Rizzs, who broadcast games with Sims when Aaron Goldsmith slid to the TV side, especially appreciated the shared experience of the game the two had.
“What it comes down to as far as Dave and I are concerned, a couple of old guys who grew up with the game of baseball, loving it as kids, watching it and joining it with our dads and our moms and our families,” he said. “(Sims) going out to the old ballpark in Philadelphia and me going out to Wrigley Field and Comiskey Park with my family, so we grew up with the game of baseball, loving it as kids, playing the game of baseball and Little League and high school. We fell in love with broadcasting the games on radio and television. He was so very good at. It. And not only just baseball. I mean, he was so good at broadcasting football and the NFL, college basketball as well. Just a talented, talented broadcaster. I’m going to miss him.”

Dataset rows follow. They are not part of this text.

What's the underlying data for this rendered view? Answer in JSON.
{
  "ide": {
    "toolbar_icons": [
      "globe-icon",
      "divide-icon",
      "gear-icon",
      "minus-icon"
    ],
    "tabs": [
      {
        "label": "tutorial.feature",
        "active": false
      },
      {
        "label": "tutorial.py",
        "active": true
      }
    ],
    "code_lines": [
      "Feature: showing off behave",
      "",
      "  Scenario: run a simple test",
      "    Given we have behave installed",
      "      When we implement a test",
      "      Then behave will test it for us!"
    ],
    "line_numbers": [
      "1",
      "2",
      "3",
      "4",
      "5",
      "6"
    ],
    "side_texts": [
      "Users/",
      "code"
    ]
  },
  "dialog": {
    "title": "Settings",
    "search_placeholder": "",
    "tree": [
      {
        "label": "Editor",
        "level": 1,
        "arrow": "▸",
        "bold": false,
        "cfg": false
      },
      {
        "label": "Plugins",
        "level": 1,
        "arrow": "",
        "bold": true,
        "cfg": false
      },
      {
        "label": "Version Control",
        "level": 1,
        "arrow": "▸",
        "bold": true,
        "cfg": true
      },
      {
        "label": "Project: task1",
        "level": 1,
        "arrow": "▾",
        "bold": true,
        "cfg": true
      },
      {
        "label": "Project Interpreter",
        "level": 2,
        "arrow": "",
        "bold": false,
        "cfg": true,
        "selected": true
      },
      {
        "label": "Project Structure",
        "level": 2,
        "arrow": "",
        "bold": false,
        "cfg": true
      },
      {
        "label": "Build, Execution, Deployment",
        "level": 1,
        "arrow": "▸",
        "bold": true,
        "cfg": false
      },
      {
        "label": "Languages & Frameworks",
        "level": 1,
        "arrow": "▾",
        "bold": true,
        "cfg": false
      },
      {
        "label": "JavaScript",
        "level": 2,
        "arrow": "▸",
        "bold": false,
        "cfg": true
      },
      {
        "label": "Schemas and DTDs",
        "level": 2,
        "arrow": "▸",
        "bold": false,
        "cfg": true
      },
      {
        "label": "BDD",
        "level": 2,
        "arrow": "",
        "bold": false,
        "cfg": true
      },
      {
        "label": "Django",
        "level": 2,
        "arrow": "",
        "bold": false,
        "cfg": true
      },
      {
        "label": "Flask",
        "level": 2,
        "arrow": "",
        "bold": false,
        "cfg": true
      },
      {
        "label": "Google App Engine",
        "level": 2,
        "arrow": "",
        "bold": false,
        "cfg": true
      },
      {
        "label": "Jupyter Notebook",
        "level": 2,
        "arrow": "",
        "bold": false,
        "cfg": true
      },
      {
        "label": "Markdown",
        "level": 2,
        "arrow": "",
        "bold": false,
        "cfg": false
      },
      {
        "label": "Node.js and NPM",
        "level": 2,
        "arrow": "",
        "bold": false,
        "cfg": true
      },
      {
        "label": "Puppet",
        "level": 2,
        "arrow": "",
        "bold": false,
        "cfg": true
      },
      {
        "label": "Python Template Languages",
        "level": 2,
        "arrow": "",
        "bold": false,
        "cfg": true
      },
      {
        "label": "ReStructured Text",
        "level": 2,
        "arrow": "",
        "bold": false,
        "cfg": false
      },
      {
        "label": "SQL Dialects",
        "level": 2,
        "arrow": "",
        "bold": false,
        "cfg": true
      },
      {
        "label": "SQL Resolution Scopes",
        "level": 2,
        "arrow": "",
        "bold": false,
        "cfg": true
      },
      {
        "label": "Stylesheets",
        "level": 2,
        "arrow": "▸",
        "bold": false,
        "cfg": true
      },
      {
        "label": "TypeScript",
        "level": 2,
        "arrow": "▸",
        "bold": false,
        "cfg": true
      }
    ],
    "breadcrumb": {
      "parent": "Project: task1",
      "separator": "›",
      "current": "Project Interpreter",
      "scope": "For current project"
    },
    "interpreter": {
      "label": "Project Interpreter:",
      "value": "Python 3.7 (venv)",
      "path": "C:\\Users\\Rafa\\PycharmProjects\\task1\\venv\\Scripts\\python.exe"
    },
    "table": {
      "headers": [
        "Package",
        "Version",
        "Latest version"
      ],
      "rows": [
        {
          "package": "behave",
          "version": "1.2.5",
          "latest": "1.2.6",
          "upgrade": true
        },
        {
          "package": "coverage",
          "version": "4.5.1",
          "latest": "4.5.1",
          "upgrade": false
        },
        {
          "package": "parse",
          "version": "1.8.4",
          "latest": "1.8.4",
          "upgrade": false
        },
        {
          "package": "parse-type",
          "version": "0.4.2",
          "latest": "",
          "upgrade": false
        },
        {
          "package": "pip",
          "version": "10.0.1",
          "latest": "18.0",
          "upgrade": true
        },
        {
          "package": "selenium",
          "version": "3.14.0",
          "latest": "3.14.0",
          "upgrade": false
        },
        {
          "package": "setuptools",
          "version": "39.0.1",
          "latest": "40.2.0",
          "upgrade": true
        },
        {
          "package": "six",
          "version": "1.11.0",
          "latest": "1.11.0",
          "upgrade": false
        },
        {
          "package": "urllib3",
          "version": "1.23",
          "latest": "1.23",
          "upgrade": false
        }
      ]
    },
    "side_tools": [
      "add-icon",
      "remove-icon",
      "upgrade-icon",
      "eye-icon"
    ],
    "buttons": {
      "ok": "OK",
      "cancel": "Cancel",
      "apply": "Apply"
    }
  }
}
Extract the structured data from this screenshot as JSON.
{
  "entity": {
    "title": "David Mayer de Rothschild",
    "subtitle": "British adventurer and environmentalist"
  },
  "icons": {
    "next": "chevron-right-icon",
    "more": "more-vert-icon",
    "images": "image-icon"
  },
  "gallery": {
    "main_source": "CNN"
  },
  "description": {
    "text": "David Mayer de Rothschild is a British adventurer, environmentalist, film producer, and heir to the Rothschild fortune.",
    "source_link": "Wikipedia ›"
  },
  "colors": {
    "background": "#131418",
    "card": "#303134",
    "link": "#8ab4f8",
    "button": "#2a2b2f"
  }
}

An experience Rizzs would have rather not have shared with Sims was time on the injured list in 2018 after an ill-fated early April pickup basketball game put together for the traveling party in Minnesota, leaving Rizzs with a torn biceps and Sims a ruptured Achilles tendon. Safe to say that was the last such game played on the road.
Personally, I feel both fortunate and privileged have have worked with Dave. There is much to be learned from him and he has always been incredibly generous in sharing his expertise, which is vast. One didn’t have to dig too deep to understand the reporter hat has never been completely taken off. Reporting is close to his heart and often evident in his always direct questions and pursuit of information that could help his broadcast. Sims is a stranger to no clubhouse, no batting cage, no player, because that’s where the stories are found.
Sims is also incredibly encouraging, something that’s greatly appreciated in a field that at times presents unique challenges.
In the booth we are fortunate to keep our teammates for much longer than those on the field. Sims has been a great teammate. He will be missed, but I look forward to seeing him on the other side. Even if there are pinstripes.